Home

Hoge Raad, 05-04-2022, ECLI:NL:HR:2022:405, 21/00634

Hoge Raad, 05-04-2022, ECLI:NL:HR:2022:405, 21/00634

Gegevens

Instantie
Hoge Raad
Datum uitspraak
5 april 2022
Datum publicatie
5 april 2022
Annotator
ECLI
ECLI:NL:HR:2022:405
Formele relaties
Zaaknummer
21/00634

Inhoudsindicatie

Diefstal. Middelen over de strafoplegging. 1. Klacht dat het hof ten onrechte heeft overwogen dat de verdachte zich blijkens zijn JD “heel vaak” aan fietsendiefstal heeft schuldig gemaakt. 2. Klacht over overweging hof dat verdachte eerder in beroep is gegaan tegen een veroordeling waarbij aan hem bijzondere voorwaarden waren opgelegd.
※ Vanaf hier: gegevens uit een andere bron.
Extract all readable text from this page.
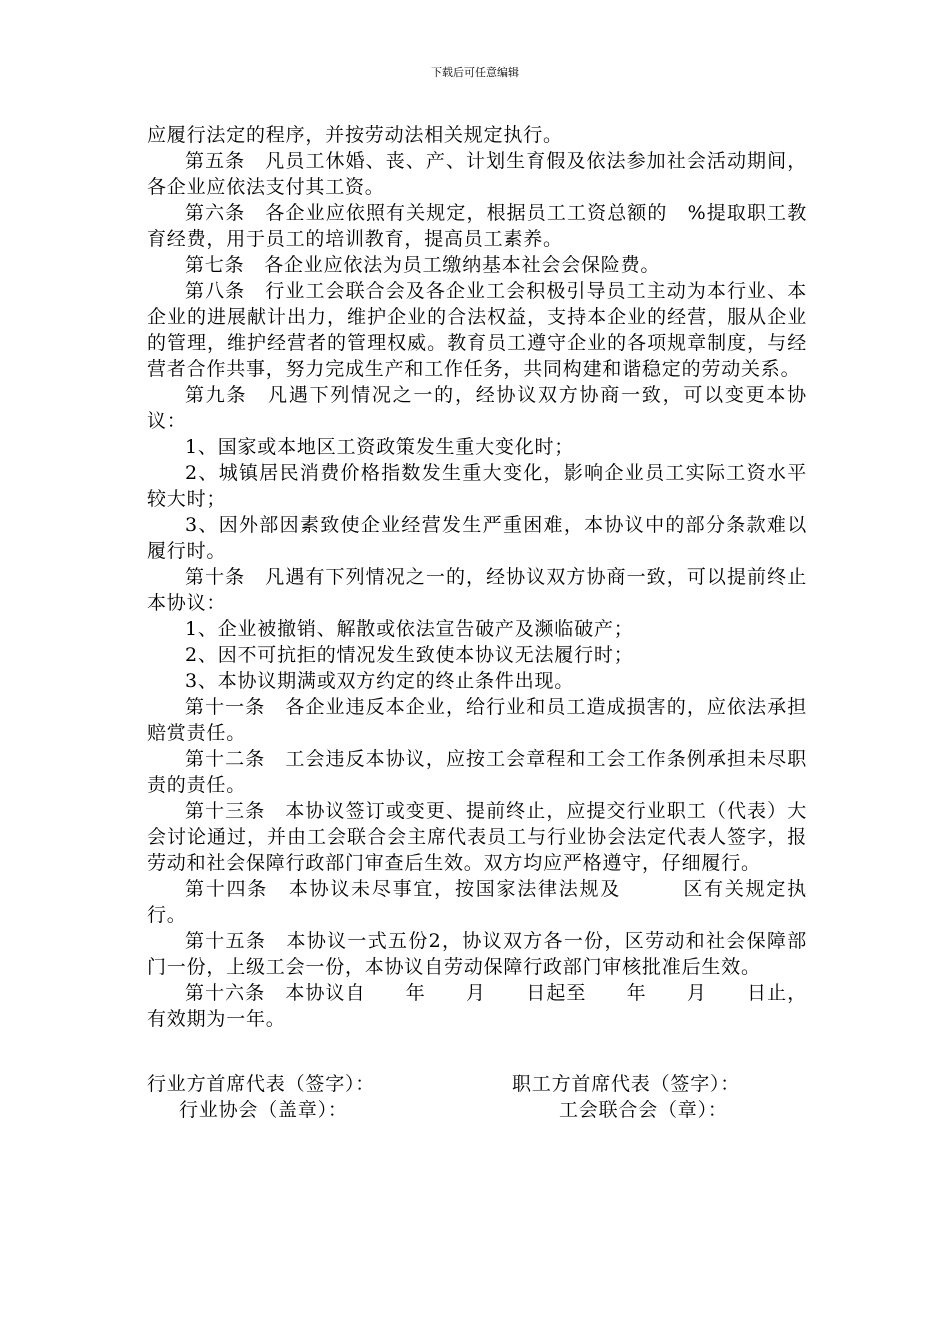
下载后可任意编辑

应履行法定的程序，并按劳动法相关规定执行。

第五条　凡员工休婚、丧、产、计划生育假及依法参加社会活动期间，各企业应依法支付其工资。

第六条　各企业应依照有关规定，根据员工工资总额的　%提取职工教育经费，用于员工的培训教育，提高员工素养。

第七条　各企业应依法为员工缴纳基本社会会保险费。

第八条　行业工会联合会及各企业工会积极引导员工主动为本行业、本企业的进展献计出力，维护企业的合法权益，支持本企业的经营，服从企业的管理，维护经营者的管理权威。教育员工遵守企业的各项规章制度，与经营者合作共事，努力完成生产和工作任务，共同构建和谐稳定的劳动关系。

第九条　凡遇下列情况之一的，经协议双方协商一致，可以变更本协议：

1、国家或本地区工资政策发生重大变化时；

2、城镇居民消费价格指数发生重大变化，影响企业员工实际工资水平较大时；

3、因外部因素致使企业经营发生严重困难，本协议中的部分条款难以履行时。

第十条　凡遇有下列情况之一的，经协议双方协商一致，可以提前终止本协议：

1、企业被撤销、解散或依法宣告破产及濒临破产；

2、因不可抗拒的情况发生致使本协议无法履行时；

3、本协议期满或双方约定的终止条件出现。

第十一条　各企业违反本企业，给行业和员工造成损害的，应依法承担赔赏责任。

第十二条　工会违反本协议，应按工会章程和工会工作条例承担未尽职责的责任。

第十三条　本协议签订或变更、提前终止，应提交行业职工（代表）大会讨论通过，并由工会联合会主席代表员工与行业协会法定代表人签字，报劳动和社会保障行政部门审查后生效。双方均应严格遵守，仔细履行。

第十四条　本协议未尽事宜，按国家法律法规及　　　区有关规定执行。

第十五条　本协议一式五份2，协议双方各一份，区劳动和社会保障部门一份，上级工会一份，本协议自劳动保障行政部门审核批准后生效。

第十六条　本协议自　　年　　月　　日起至　　年　　月　　日止，有效期为一年。

行业方首席代表（签字）：	职工方首席代表（签字）：
行业协会（盖章）：	工会联合会（章）：
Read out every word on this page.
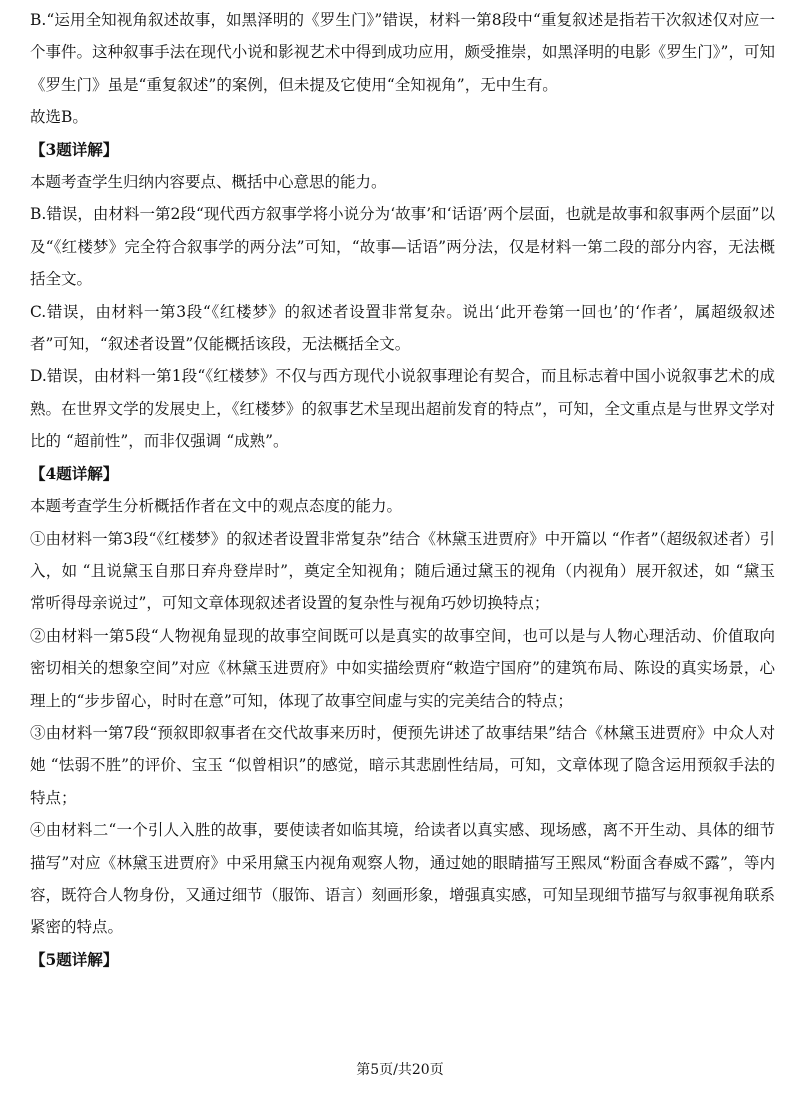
B.“运用全知视角叙述故事，如黑泽明的《罗生门》”错误，材料一第8段中“重复叙述是指若干次叙述仅对应一个事件。这种叙事手法在现代小说和影视艺术中得到成功应用，颇受推崇，如黑泽明的电影《罗生门》”，可知《罗生门》虽是“重复叙述”的案例，但未提及它使用“全知视角”，无中生有。

故选B。

【3题详解】

本题考查学生归纳内容要点、概括中心意思的能力。

B.错误，由材料一第2段“现代西方叙事学将小说分为‘故事’和‘话语’两个层面，也就是故事和叙事两个层面”以及“《红楼梦》完全符合叙事学的两分法”可知，“故事—话语”两分法，仅是材料一第二段的部分内容，无法概括全文。

C.错误，由材料一第3段“《红楼梦》的叙述者设置非常复杂。说出‘此开卷第一回也’的‘作者’，属超级叙述者”可知，“叙述者设置”仅能概括该段，无法概括全文。

D.错误，由材料一第1段“《红楼梦》不仅与西方现代小说叙事理论有契合，而且标志着中国小说叙事艺术的成熟。在世界文学的发展史上，《红楼梦》的叙事艺术呈现出超前发育的特点”，可知，全文重点是与世界文学对比的 “超前性”，而非仅强调 “成熟”。

【4题详解】

本题考查学生分析概括作者在文中的观点态度的能力。

①由材料一第3段“《红楼梦》的叙述者设置非常复杂”结合《林黛玉进贾府》中开篇以 “作者”（超级叙述者）引入，如 “且说黛玉自那日弃舟登岸时”，奠定全知视角；随后通过黛玉的视角（内视角）展开叙述，如 “黛玉常听得母亲说过”，可知文章体现叙述者设置的复杂性与视角巧妙切换特点；

②由材料一第5段“人物视角显现的故事空间既可以是真实的故事空间，也可以是与人物心理活动、价值取向密切相关的想象空间”对应《林黛玉进贾府》中如实描绘贾府“敕造宁国府”的建筑布局、陈设的真实场景，心理上的“步步留心，时时在意”可知，体现了故事空间虚与实的完美结合的特点；

③由材料一第7段“预叙即叙事者在交代故事来历时，便预先讲述了故事结果”结合《林黛玉进贾府》中众人对她 “怯弱不胜”的评价、宝玉 “似曾相识”的感觉，暗示其悲剧性结局，可知，文章体现了隐含运用预叙手法的特点；

④由材料二“一个引人入胜的故事，要使读者如临其境，给读者以真实感、现场感，离不开生动、具体的细节描写”对应《林黛玉进贾府》中采用黛玉内视角观察人物，通过她的眼睛描写王熙凤“粉面含春威不露”，等内容，既符合人物身份，又通过细节（服饰、语言）刻画形象，增强真实感，可知呈现细节描写与叙事视角联系紧密的特点。

【5题详解】

第5页/共20页
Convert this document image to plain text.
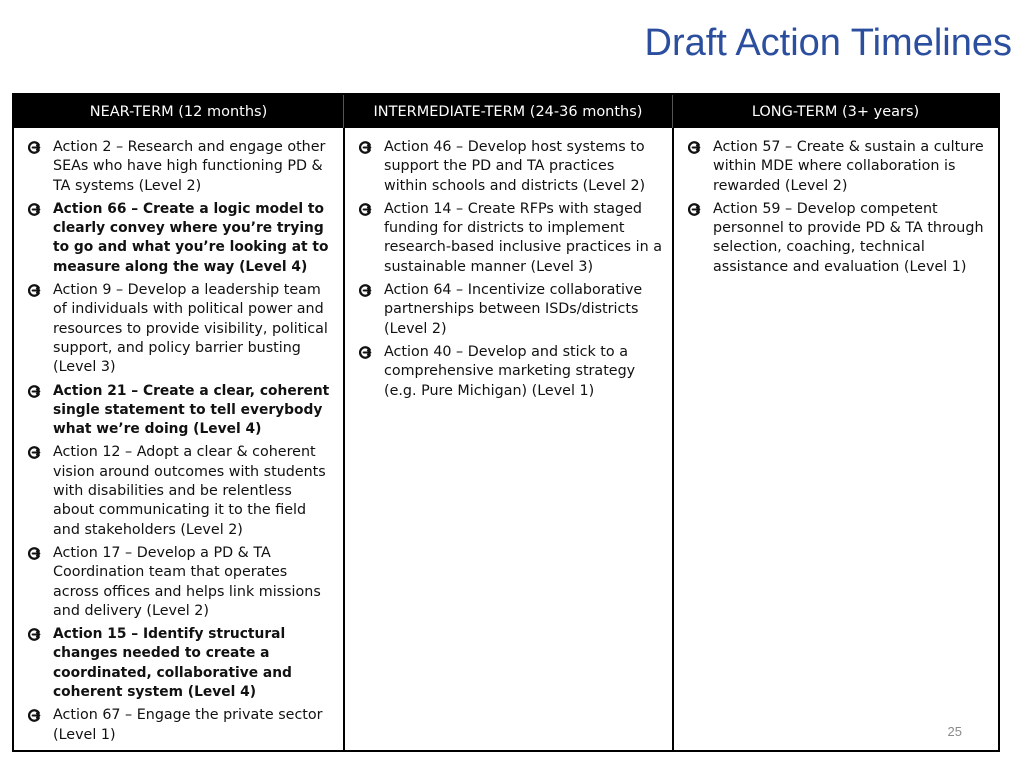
Draft Action Timelines
NEAR-TERM (12 months)	INTERMEDIATE-TERM (24-36 months)	LONG-TERM (3+ years)
Action 2 – Research and engage other SEAs who have high functioning PD & TA systems (Level 2)
Action 66 – Create a logic model to clearly convey where you’re trying to go and what you’re looking at to measure along the way (Level 4)
Action 9 – Develop a leadership team of individuals with political power and resources to provide visibility, political support, and policy barrier busting (Level 3)
Action 21 – Create a clear, coherent single statement to tell everybody what we’re doing (Level 4)
Action 12 – Adopt a clear & coherent vision around outcomes with students with disabilities and be relentless about communicating it to the field and stakeholders (Level 2)
Action 17 – Develop a PD & TA Coordination team that operates across offices and helps link missions and delivery (Level 2)
Action 15 – Identify structural changes needed to create a coordinated, collaborative and coherent system (Level 4)
Action 67 – Engage the private sector (Level 1)
Action 46 – Develop host systems to support the PD and TA practices within schools and districts (Level 2)
Action 14 – Create RFPs with staged funding for districts to implement research-based inclusive practices in a sustainable manner (Level 3)
Action 64 – Incentivize collaborative partnerships between ISDs/districts (Level 2)
Action 40 – Develop and stick to a comprehensive marketing strategy (e.g. Pure Michigan) (Level 1)
Action 57 – Create & sustain a culture within MDE where collaboration is rewarded (Level 2)
Action 59 – Develop competent personnel to provide PD & TA through selection, coaching, technical assistance and evaluation (Level 1)
25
HR: art. 81.1 RO.

Samenhang met 21/00631 en 21/00635.

Uitspraak

HOGE RAAD DER NEDERLANDEN

STRAFKAMER

Nummer 21/00634

Datum 5 april 2022

ARREST

op het beroep in cassatie tegen een arrest van het gerechtshof Arnhem-Leeuwarden van 12 februari 2021, nummer 21-006013-19, in de strafzaak

tegen

[verdachte],

geboren te [geboorteplaats] op [geboortedatum] 1988,

hierna: de verdachte.

1 Procesverloop in cassatie

Het beroep is ingesteld door de verdachte. Namens deze hebben I.T.H.L. van de Bergh en T. Straten, beiden advocaat te Maastricht, bij schriftuur cassatiemiddelen voorgesteld. De schriftuur is aan dit arrest gehecht en maakt daarvan deel uit.

De advocaat-generaal D.J.M.W. Paridaens heeft geconcludeerd tot verwerping van het beroep.

2 Beoordeling van de cassatiemiddelen

De Hoge Raad heeft de klachten over de uitspraak van het hof beoordeeld. De uitkomst hiervan is dat deze klachten niet kunnen leiden tot vernietiging van die uitspraak. De Hoge Raad hoeft niet te motiveren waarom hij tot dit oordeel is gekomen. Bij de beoordeling van deze klachten is het namelijk niet nodig om antwoord te geven op vragen die van belang zijn voor de eenheid of de ontwikkeling van het recht (zie artikel 81 lid 1 van de Wet op de rechterlijke organisatie).

3 Beslissing

De Hoge Raad verwerpt het beroep.

Dit arrest is gewezen door de vice-president V. van den Brink als voorzitter, en de raadsheren A.L.J. van Strien en C. Caminada, in bijzijn van de waarnemend griffier H.J.S. Kea, en uitgesproken ter openbare terechtzitting van 5 april 2022.